Ahmed El-Ansari, deputy head of the ambulance service, speaking to Middle East News Agency, confirmed that the majority of injuries were minor and were dealt with on site. Only eight cases, the health official added, had been transferred to hospital.
On the ground, at a makeshift medical centre on the corner of Tahrir Square and Qasr Al-Nile Bridge by the clashes, crisis team head Dr. Rami El-Nazar affirmed that they had received approximately 60 wounded protesters.
"We don't have a critical situation yet," El-Nazar told Ahram Online, as he coordinated the ambulance response, "what we are seeing is mostly asphyxiation from the tear gas and leg trauma from running."
At the time, El-Nazar's team was treating a protester in his twenties who had sustained a serious head injury during an exchange of rocks between the protesters and security forces. In front of the ambulances, protesters had set up a stall attending to the less severe tear gas injuries with homemade treatments.
"So far only four of the 60 have had to be hospitalised, the most critical was an ankle injury, otherwise we are treating everyone on site," El-Nazar continued, "the support here round the clock – we've got seven to eight doctors working in shifts."
The tear gas inhalation injuries, the doctor added, were fairly normal. In past demonstrations, protesters have reported people experiencing seizures during some tear gas attacks as well as expired gas canisters, possibly adding to its potency.
Ahram Online saw security forces using shotguns loaded with pellets, however, the majority of the injuries El-Nazar stated was from the gas.
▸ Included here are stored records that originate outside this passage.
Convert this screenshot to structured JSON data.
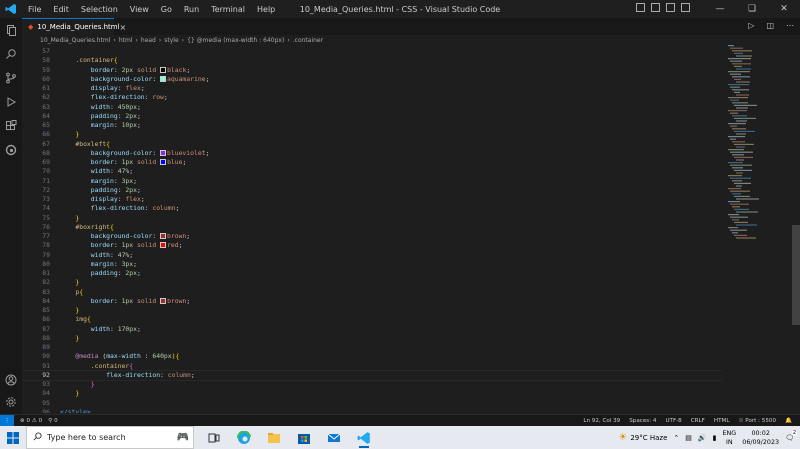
{
  "window": {
    "title": "10_Media_Queries.html - CSS - Visual Studio Code",
    "menu": [
      "File",
      "Edit",
      "Selection",
      "View",
      "Go",
      "Run",
      "Terminal",
      "Help"
    ]
  },
  "tab": {
    "label": "10_Media_Queries.html",
    "close": "×"
  },
  "breadcrumb": [
    "10_Media_Queries.html",
    "html",
    "head",
    "style",
    "{} @media (max-width : 640px)",
    ".container"
  ],
  "editor": {
    "lines": [
      {
        "n": "57",
        "t": []
      },
      {
        "n": "58",
        "t": [
          [
            "    ",
            "tx"
          ],
          [
            ".container",
            "sel"
          ],
          [
            "{",
            "br"
          ]
        ]
      },
      {
        "n": "59",
        "t": [
          [
            "        ",
            "tx"
          ],
          [
            "border",
            "prop"
          ],
          [
            ": ",
            "punc"
          ],
          [
            "2px",
            "num"
          ],
          [
            " solid ",
            "val"
          ],
          [
            "#000000",
            "sw"
          ],
          [
            "black",
            "val"
          ],
          [
            ";",
            "punc"
          ]
        ]
      },
      {
        "n": "60",
        "t": [
          [
            "        ",
            "tx"
          ],
          [
            "background-color",
            "prop"
          ],
          [
            ": ",
            "punc"
          ],
          [
            "#7fffd4",
            "sw"
          ],
          [
            "aquamarine",
            "val"
          ],
          [
            ";",
            "punc"
          ]
        ]
      },
      {
        "n": "61",
        "t": [
          [
            "        ",
            "tx"
          ],
          [
            "display",
            "prop"
          ],
          [
            ": ",
            "punc"
          ],
          [
            "flex",
            "val"
          ],
          [
            ";",
            "punc"
          ]
        ]
      },
      {
        "n": "62",
        "t": [
          [
            "        ",
            "tx"
          ],
          [
            "flex-direction",
            "prop"
          ],
          [
            ": ",
            "punc"
          ],
          [
            "row",
            "val"
          ],
          [
            ";",
            "punc"
          ]
        ]
      },
      {
        "n": "63",
        "t": [
          [
            "        ",
            "tx"
          ],
          [
            "width",
            "prop"
          ],
          [
            ": ",
            "punc"
          ],
          [
            "450px",
            "num"
          ],
          [
            ";",
            "punc"
          ]
        ]
      },
      {
        "n": "64",
        "t": [
          [
            "        ",
            "tx"
          ],
          [
            "padding",
            "prop"
          ],
          [
            ": ",
            "punc"
          ],
          [
            "2px",
            "num"
          ],
          [
            ";",
            "punc"
          ]
        ]
      },
      {
        "n": "65",
        "t": [
          [
            "        ",
            "tx"
          ],
          [
            "margin",
            "prop"
          ],
          [
            ": ",
            "punc"
          ],
          [
            "10px",
            "num"
          ],
          [
            ";",
            "punc"
          ]
        ]
      },
      {
        "n": "66",
        "t": [
          [
            "    ",
            "tx"
          ],
          [
            "}",
            "br"
          ]
        ]
      },
      {
        "n": "67",
        "t": [
          [
            "    ",
            "tx"
          ],
          [
            "#boxleft",
            "sel"
          ],
          [
            "{",
            "br"
          ]
        ]
      },
      {
        "n": "68",
        "t": [
          [
            "        ",
            "tx"
          ],
          [
            "background-color",
            "prop"
          ],
          [
            ": ",
            "punc"
          ],
          [
            "#8a2be2",
            "sw"
          ],
          [
            "blueviolet",
            "val"
          ],
          [
            ";",
            "punc"
          ]
        ]
      },
      {
        "n": "69",
        "t": [
          [
            "        ",
            "tx"
          ],
          [
            "border",
            "prop"
          ],
          [
            ": ",
            "punc"
          ],
          [
            "1px",
            "num"
          ],
          [
            " solid ",
            "val"
          ],
          [
            "#0000ff",
            "sw"
          ],
          [
            "blue",
            "val"
          ],
          [
            ";",
            "punc"
          ]
        ]
      },
      {
        "n": "70",
        "t": [
          [
            "        ",
            "tx"
          ],
          [
            "width",
            "prop"
          ],
          [
            ": ",
            "punc"
          ],
          [
            "47%",
            "num"
          ],
          [
            ";",
            "punc"
          ]
        ]
      },
      {
        "n": "71",
        "t": [
          [
            "        ",
            "tx"
          ],
          [
            "margin",
            "prop"
          ],
          [
            ": ",
            "punc"
          ],
          [
            "3px",
            "num"
          ],
          [
            ";",
            "punc"
          ]
        ]
      },
      {
        "n": "72",
        "t": [
          [
            "        ",
            "tx"
          ],
          [
            "padding",
            "prop"
          ],
          [
            ": ",
            "punc"
          ],
          [
            "2px",
            "num"
          ],
          [
            ";",
            "punc"
          ]
        ]
      },
      {
        "n": "73",
        "t": [
          [
            "        ",
            "tx"
          ],
          [
            "display",
            "prop"
          ],
          [
            ": ",
            "punc"
          ],
          [
            "flex",
            "val"
          ],
          [
            ";",
            "punc"
          ]
        ]
      },
      {
        "n": "74",
        "t": [
          [
            "        ",
            "tx"
          ],
          [
            "flex-direction",
            "prop"
          ],
          [
            ": ",
            "punc"
          ],
          [
            "column",
            "val"
          ],
          [
            ";",
            "punc"
          ]
        ]
      },
      {
        "n": "75",
        "t": [
          [
            "    ",
            "tx"
          ],
          [
            "}",
            "br"
          ]
        ]
      },
      {
        "n": "76",
        "t": [
          [
            "    ",
            "tx"
          ],
          [
            "#boxright",
            "sel"
          ],
          [
            "{",
            "br"
          ]
        ]
      },
      {
        "n": "77",
        "t": [
          [
            "        ",
            "tx"
          ],
          [
            "background-color",
            "prop"
          ],
          [
            ": ",
            "punc"
          ],
          [
            "#a52a2a",
            "sw"
          ],
          [
            "brown",
            "val"
          ],
          [
            ";",
            "punc"
          ]
        ]
      },
      {
        "n": "78",
        "t": [
          [
            "        ",
            "tx"
          ],
          [
            "border",
            "prop"
          ],
          [
            ": ",
            "punc"
          ],
          [
            "1px",
            "num"
          ],
          [
            " solid ",
            "val"
          ],
          [
            "#ff0000",
            "sw"
          ],
          [
            "red",
            "val"
          ],
          [
            ";",
            "punc"
          ]
        ]
      },
      {
        "n": "79",
        "t": [
          [
            "        ",
            "tx"
          ],
          [
            "width",
            "prop"
          ],
          [
            ": ",
            "punc"
          ],
          [
            "47%",
            "num"
          ],
          [
            ";",
            "punc"
          ]
        ]
      },
      {
        "n": "80",
        "t": [
          [
            "        ",
            "tx"
          ],
          [
            "margin",
            "prop"
          ],
          [
            ": ",
            "punc"
          ],
          [
            "3px",
            "num"
          ],
          [
            ";",
            "punc"
          ]
        ]
      },
      {
        "n": "81",
        "t": [
          [
            "        ",
            "tx"
          ],
          [
            "padding",
            "prop"
          ],
          [
            ": ",
            "punc"
          ],
          [
            "2px",
            "num"
          ],
          [
            ";",
            "punc"
          ]
        ]
      },
      {
        "n": "82",
        "t": [
          [
            "    ",
            "tx"
          ],
          [
            "}",
            "br"
          ]
        ]
      },
      {
        "n": "83",
        "t": [
          [
            "    ",
            "tx"
          ],
          [
            "p",
            "sel"
          ],
          [
            "{",
            "br"
          ]
        ]
      },
      {
        "n": "84",
        "t": [
          [
            "        ",
            "tx"
          ],
          [
            "border",
            "prop"
          ],
          [
            ": ",
            "punc"
          ],
          [
            "1px",
            "num"
          ],
          [
            " solid ",
            "val"
          ],
          [
            "#a52a2a",
            "sw"
          ],
          [
            "brown",
            "val"
          ],
          [
            ";",
            "punc"
          ]
        ]
      },
      {
        "n": "85",
        "t": [
          [
            "    ",
            "tx"
          ],
          [
            "}",
            "br"
          ]
        ]
      },
      {
        "n": "86",
        "t": [
          [
            "    ",
            "tx"
          ],
          [
            "img",
            "sel"
          ],
          [
            "{",
            "br"
          ]
        ]
      },
      {
        "n": "87",
        "t": [
          [
            "        ",
            "tx"
          ],
          [
            "width",
            "prop"
          ],
          [
            ": ",
            "punc"
          ],
          [
            "170px",
            "num"
          ],
          [
            ";",
            "punc"
          ]
        ]
      },
      {
        "n": "88",
        "t": [
          [
            "    ",
            "tx"
          ],
          [
            "}",
            "br"
          ]
        ]
      },
      {
        "n": "89",
        "t": []
      },
      {
        "n": "90",
        "t": [
          [
            "    ",
            "tx"
          ],
          [
            "@media",
            "kw"
          ],
          [
            " (",
            "punc"
          ],
          [
            "max-width",
            "prop"
          ],
          [
            " : ",
            "punc"
          ],
          [
            "640px",
            "num"
          ],
          [
            "){",
            "br"
          ]
        ]
      },
      {
        "n": "91",
        "t": [
          [
            "        ",
            "tx"
          ],
          [
            ".container",
            "sel"
          ],
          [
            "{",
            "br2"
          ]
        ]
      },
      {
        "n": "92",
        "t": [
          [
            "            ",
            "tx"
          ],
          [
            "flex-direction",
            "prop"
          ],
          [
            ": ",
            "punc"
          ],
          [
            "column",
            "val"
          ],
          [
            ";",
            "punc"
          ]
        ]
      },
      {
        "n": "93",
        "t": [
          [
            "        ",
            "tx"
          ],
          [
            "}",
            "br2"
          ]
        ]
      },
      {
        "n": "94",
        "t": [
          [
            "    ",
            "tx"
          ],
          [
            "}",
            "br"
          ]
        ]
      },
      {
        "n": "95",
        "t": []
      },
      {
        "n": "96",
        "t": [
          [
            "</style>",
            "tag"
          ]
        ]
      }
    ],
    "current_line": "92"
  },
  "status": {
    "errors": "0",
    "warnings": "0",
    "ports": "0",
    "position": "Ln 92, Col 39",
    "spaces": "Spaces: 4",
    "encoding": "UTF-8",
    "eol": "CRLF",
    "language": "HTML",
    "port": "Port : 5500"
  },
  "taskbar": {
    "search_placeholder": "Type here to search",
    "weather": "29°C  Haze",
    "lang_top": "ENG",
    "lang_bottom": "IN",
    "time": "00:02",
    "date": "06/09/2023",
    "notif_count": "2"
  },
  "colors": {
    "accent": "#0078d4",
    "editor_bg": "#1e1e1e"
  }
}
An Interior Ministry source speaking to the Middle East News Agency, Wednesday afternoon, asserted 26 security personnel had been wounded in the ongoing clashes. An Ahram Online reporter saw inert officers with head and leg injuries being carried by their colleagues to safety from the front line adjacent to the US Embassy.
El-Nazar said the fighting was not going to finish any time soon, adding he believed it could stretch through the night.
"The crisis team is waiting for our orders from the health ministry. Our job is to provide relief, so we will stay here for as long as it takes," he concluded.
Clashes erupted at the embassy late Wednesday between around 200 protesters and security forces. Rocks and teargas were launched between the two sides.
Protests began outside the embassy on Tuesday when thousands of people gathered to condemn an anti-Islam film that insults the Prophet Mohamed.